I Find Karma (adam@cs.caltech.edu)
Wed, 5 Mar 97 03:34:52 PST


They're in mid-project, but who isn't?

> The Haystack project is aimed at the individual customization end of
> these more realistic ``living'' information retrieval systems. We are
> interested in building on customizable substrates, such as those
> provided by Harvest or Content Routing, to create a community of
> individual but interacting ``haystacks'': personal information
> repositories which archive not only base content but also user-specific
> meta-information, enabling them to adapt to the particular needs of
> their users.

Sounds like a noble goal.

> We believe that such a system will let us address several questions:
> How can individuals use an information retrieval system to organize
> their own personal collection of information?


> How might an information retrieval system learn from its users and
> evolve over time into a more effective system?

> As individuals build up their own collections and information
> retrieval systems, how can they search for information that might be
> located in others' collections, especially when such information is
> organized by information retrieval systems that may differ greatly from
> their own?

Altavista search with host:xent.w3.org

> Our first step towards this goal has been to design a simple and
> convenient user interface to and annotation format for an information
> retrieval system. Our current annotations emphasize user-independent
> text meta-information, but the format for and structure of these
> annotations are intended to encompass hand-generated and automatic
> user-specific annotations. The annotations themselves are first-class
> documents in our system, so that, for example, search information can be
> reified and treated as an indexable object.

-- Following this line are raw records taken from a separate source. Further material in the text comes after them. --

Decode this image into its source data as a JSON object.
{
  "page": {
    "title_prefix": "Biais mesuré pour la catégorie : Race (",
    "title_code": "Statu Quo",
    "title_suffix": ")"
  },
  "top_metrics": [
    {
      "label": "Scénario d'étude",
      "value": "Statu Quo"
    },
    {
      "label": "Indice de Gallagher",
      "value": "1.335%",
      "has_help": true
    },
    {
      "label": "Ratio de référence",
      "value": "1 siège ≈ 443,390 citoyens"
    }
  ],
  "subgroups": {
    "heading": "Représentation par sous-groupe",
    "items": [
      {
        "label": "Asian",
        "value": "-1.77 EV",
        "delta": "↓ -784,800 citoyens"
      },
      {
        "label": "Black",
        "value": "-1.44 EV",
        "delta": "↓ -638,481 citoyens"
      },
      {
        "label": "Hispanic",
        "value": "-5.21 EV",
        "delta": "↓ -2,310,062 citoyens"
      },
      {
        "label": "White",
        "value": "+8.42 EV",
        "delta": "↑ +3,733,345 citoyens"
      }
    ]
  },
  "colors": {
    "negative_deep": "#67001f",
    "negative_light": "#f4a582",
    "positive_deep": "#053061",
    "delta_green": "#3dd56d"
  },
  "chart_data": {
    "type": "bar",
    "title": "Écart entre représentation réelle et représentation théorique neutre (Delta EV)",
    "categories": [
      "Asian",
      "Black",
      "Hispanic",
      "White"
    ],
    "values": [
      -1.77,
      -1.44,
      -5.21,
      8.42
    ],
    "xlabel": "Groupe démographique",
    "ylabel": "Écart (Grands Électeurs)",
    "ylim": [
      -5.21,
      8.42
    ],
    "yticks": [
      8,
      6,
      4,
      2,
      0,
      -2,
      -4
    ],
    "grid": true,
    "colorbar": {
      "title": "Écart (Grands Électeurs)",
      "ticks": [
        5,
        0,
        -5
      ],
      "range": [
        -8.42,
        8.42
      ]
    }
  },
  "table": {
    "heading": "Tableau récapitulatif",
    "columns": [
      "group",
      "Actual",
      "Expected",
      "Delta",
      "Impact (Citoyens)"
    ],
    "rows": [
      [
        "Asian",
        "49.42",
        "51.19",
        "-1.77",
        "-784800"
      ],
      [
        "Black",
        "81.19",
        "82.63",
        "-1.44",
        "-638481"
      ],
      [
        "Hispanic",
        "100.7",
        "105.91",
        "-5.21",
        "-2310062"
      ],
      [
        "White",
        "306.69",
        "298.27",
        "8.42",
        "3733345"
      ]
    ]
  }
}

I like that annotations are first class objects. But where are the


> Given that individuals are organizing the information they care about,
> it is natural to ask how one user can benefit from the work of other
> users. Consider that the typical way to search for a paper book is to
> ask one's office-neighbor for it. Analogously, we would like to let
> individuals search for information in other people's haystacks. Both to
> limit the costs of a search and to improve the filtering of what is
> returned, it is important for the system to learn over time which other
> individuals are most likely to have information that a given user finds
> relevant---these haystack ``neighbors'' are the systems that should be
> queried first and whose results should be most trusted.

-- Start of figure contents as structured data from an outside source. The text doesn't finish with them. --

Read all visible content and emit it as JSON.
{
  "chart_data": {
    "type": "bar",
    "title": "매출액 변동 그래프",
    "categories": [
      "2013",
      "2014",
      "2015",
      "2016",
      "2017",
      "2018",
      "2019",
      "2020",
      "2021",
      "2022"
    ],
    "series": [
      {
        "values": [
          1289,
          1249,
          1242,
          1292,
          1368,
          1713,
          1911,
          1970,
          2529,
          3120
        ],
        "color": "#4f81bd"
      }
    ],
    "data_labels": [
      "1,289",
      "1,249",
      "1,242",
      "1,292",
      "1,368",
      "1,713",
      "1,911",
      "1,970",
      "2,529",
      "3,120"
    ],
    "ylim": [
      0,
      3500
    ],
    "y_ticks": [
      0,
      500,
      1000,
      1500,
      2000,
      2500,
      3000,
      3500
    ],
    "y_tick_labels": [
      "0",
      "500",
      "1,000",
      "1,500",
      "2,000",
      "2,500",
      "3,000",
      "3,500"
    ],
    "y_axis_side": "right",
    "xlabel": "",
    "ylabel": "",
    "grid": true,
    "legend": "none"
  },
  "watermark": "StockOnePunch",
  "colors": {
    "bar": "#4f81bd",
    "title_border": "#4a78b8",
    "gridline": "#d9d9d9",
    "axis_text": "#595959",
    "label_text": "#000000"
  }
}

This is cool. Trust networks are right on the ball.

> Another opportunity that this linking of haystacks creates is in
> connecting individuals to other people who can address their information
> need. The information I have stored in my haystack is likely a good
> indicator of my knowledge and interests. A question that matches a lot
> of material in my haystack is likely to be a question I can usefully
> answer. The haystack system can therefore serve as an ``information
> brokerage'' connecting questioners to experts.

Much in the way that http://www.ffly.com/ isn't.

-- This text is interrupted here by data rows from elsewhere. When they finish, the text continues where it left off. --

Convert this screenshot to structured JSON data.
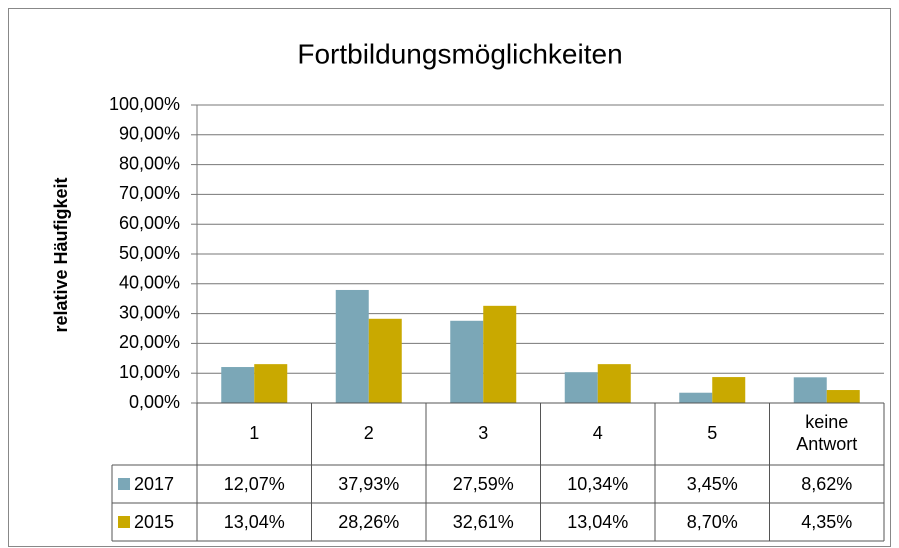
{
  "chart_data": {
    "type": "bar",
    "title": "Fortbildungsmöglichkeiten",
    "y_label": "relative Häufigkeit",
    "categories": [
      [
        "1"
      ],
      [
        "2"
      ],
      [
        "3"
      ],
      [
        "4"
      ],
      [
        "5"
      ],
      [
        "keine",
        "Antwort"
      ]
    ],
    "series": [
      {
        "name": "2017",
        "color": "#7ba7b7",
        "values": [
          12.07,
          37.93,
          27.59,
          10.34,
          3.45,
          8.62
        ],
        "value_labels": [
          "12,07%",
          "37,93%",
          "27,59%",
          "10,34%",
          "3,45%",
          "8,62%"
        ]
      },
      {
        "name": "2015",
        "color": "#c9a900",
        "values": [
          13.04,
          28.26,
          32.61,
          13.04,
          8.7,
          4.35
        ],
        "value_labels": [
          "13,04%",
          "28,26%",
          "32,61%",
          "13,04%",
          "8,70%",
          "4,35%"
        ]
      }
    ],
    "ylim": [
      0,
      100
    ],
    "yticks": [
      {
        "value": 0,
        "label": "0,00%"
      },
      {
        "value": 10,
        "label": "10,00%"
      },
      {
        "value": 20,
        "label": "20,00%"
      },
      {
        "value": 30,
        "label": "30,00%"
      },
      {
        "value": 40,
        "label": "40,00%"
      },
      {
        "value": 50,
        "label": "50,00%"
      },
      {
        "value": 60,
        "label": "60,00%"
      },
      {
        "value": 70,
        "label": "70,00%"
      },
      {
        "value": 80,
        "label": "80,00%"
      },
      {
        "value": 90,
        "label": "90,00%"
      },
      {
        "value": 100,
        "label": "100,00%"
      }
    ],
    "grid": true
  }
}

> Sharing haystacks also raises the issue of generalizing from
> individuals' customization of their own haystacks to larger (pooled)
> data-sets. This provides another opportunity to test the adaptability of
> query strategies and a test of the generalization of the underlying
> learning algorithms.

So let me get this straight. Not only is the axiom "Links are
knowledge" true, but also, "Queries are knowledge" is true too?

This work sounds decent, but I couldn't get their software to run at
Caltech, so for now, I'll take their word on it.